Research considers money as social medium in cases like Zanzibar trading histories, banking in Medici-era Florence, colonial currency regimes in India under the British East India Company, neoliberal reforms in Chile under Augusto Pinochet, postwar reconstruction under Marshall Plan administration, and global finance crises such as the Great Depression and the 2008 financial crisis. Institutions studied include central banks such as the Bank of England, Federal Reserve System, European Central Bank and international lenders like the World Bank and International Monetary Fund.

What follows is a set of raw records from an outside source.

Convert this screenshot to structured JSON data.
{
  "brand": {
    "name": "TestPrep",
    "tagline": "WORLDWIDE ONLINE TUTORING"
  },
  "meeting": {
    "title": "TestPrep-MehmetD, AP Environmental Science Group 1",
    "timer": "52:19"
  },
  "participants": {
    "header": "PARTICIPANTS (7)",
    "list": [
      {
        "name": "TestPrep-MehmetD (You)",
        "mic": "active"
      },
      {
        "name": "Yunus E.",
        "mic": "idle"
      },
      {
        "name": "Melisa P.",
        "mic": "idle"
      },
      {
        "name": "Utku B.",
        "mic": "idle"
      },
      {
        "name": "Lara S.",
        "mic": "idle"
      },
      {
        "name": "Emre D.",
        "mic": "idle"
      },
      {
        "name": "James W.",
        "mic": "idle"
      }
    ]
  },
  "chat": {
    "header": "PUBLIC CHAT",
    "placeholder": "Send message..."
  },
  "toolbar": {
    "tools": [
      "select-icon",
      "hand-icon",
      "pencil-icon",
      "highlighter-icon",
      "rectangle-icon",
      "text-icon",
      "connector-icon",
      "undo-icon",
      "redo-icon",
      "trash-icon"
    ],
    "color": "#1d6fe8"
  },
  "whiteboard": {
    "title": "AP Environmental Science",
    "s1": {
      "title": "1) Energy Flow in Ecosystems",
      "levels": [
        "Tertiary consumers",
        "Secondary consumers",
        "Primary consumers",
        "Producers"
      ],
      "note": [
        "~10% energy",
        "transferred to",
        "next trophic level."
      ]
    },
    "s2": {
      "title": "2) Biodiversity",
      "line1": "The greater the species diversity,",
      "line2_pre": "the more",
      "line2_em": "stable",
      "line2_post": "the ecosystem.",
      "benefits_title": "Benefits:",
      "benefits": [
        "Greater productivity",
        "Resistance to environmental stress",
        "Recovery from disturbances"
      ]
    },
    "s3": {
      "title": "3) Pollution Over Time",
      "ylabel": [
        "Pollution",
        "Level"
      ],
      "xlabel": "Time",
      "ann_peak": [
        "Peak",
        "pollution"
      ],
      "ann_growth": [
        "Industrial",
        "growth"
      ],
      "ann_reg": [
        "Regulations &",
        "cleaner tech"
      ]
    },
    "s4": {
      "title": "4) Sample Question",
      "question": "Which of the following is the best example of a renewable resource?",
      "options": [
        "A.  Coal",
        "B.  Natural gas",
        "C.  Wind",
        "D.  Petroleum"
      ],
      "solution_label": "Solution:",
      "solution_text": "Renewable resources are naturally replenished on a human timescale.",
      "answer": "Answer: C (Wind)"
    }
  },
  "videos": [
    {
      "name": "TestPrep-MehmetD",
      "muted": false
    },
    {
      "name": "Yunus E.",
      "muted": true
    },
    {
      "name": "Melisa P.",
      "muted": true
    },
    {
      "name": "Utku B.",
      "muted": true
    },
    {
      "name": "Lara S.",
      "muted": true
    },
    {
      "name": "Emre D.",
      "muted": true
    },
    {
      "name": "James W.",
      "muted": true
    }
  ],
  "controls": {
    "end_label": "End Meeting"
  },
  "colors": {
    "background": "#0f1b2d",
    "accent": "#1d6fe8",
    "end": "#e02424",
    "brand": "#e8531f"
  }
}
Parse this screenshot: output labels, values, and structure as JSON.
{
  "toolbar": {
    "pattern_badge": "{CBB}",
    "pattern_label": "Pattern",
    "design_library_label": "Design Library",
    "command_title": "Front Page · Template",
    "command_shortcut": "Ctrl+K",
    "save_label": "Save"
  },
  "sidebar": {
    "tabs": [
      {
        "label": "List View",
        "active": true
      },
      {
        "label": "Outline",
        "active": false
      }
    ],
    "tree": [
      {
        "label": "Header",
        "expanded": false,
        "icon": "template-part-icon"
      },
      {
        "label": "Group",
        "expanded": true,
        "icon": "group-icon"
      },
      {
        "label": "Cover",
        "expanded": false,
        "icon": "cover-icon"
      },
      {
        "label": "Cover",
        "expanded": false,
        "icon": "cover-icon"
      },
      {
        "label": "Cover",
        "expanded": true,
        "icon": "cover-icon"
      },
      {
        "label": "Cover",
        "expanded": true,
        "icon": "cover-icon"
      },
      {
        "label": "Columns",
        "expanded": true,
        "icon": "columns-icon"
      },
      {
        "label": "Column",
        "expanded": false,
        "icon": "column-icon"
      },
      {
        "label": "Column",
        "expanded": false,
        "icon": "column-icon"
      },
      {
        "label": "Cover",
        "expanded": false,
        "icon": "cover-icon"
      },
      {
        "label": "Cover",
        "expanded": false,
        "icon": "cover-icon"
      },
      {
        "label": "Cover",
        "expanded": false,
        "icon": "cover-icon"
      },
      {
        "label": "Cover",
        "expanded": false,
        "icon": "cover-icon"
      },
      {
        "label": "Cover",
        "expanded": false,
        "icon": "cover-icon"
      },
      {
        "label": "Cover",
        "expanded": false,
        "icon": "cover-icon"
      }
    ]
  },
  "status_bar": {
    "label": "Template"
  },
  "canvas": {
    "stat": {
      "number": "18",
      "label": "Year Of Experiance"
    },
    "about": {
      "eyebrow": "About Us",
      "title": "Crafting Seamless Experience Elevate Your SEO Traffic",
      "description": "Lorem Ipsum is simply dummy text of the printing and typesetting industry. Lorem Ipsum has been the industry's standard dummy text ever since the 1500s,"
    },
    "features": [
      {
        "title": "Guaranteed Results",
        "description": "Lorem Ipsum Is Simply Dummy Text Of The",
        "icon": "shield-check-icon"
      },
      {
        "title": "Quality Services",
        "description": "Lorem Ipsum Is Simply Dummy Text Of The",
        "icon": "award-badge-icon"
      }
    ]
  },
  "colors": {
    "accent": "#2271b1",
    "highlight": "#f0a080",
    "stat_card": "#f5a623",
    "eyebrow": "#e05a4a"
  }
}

Theories of value invoke debates among Adam Smith, David Ricardo, Karl Marx, Thorstein Veblen, Karl Polanyi, Pierre Bourdieu, and Marxist-influenced scholars analyzing class, race, and gender in contexts including Jim Crow era, Apartheid, Hindu caste system studies in Benares, land struggles in Enclosure Acts Britain, and labor movements such as Haymarket affair and Solidarity. Risk and uncertainty are examined through insurance histories in Lloyd's of London, disaster response in Hurricane Katrina, migration pressures from Syrian civil war, and public health responses in the HIV/AIDS epidemic.
Applied economic anthropology informs development programs in collaborations with United Nations Development Programme, Millennium Challenge Corporation, Bill & Melinda Gates Foundation, Oxfam, Médecins Sans Frontières, and Asian Development Bank, engages with corporate social responsibility at firms like Chevron Corporation, Unilever, Nestlé, Nike, Inc. controversies, and critiques of global supply chains linked to Apple Inc. and Walmart. Contemporary concerns include digital labor on platforms like Uber Technologies, Inc., Airbnb, Inc., Amazon (company), cryptocurrency debates involving Bitcoin, land rights disputes in Standing Rock Sioux Tribe protests, climate justice mobilizations such as COP26, and pandemic economic impacts during the COVID-19 pandemic.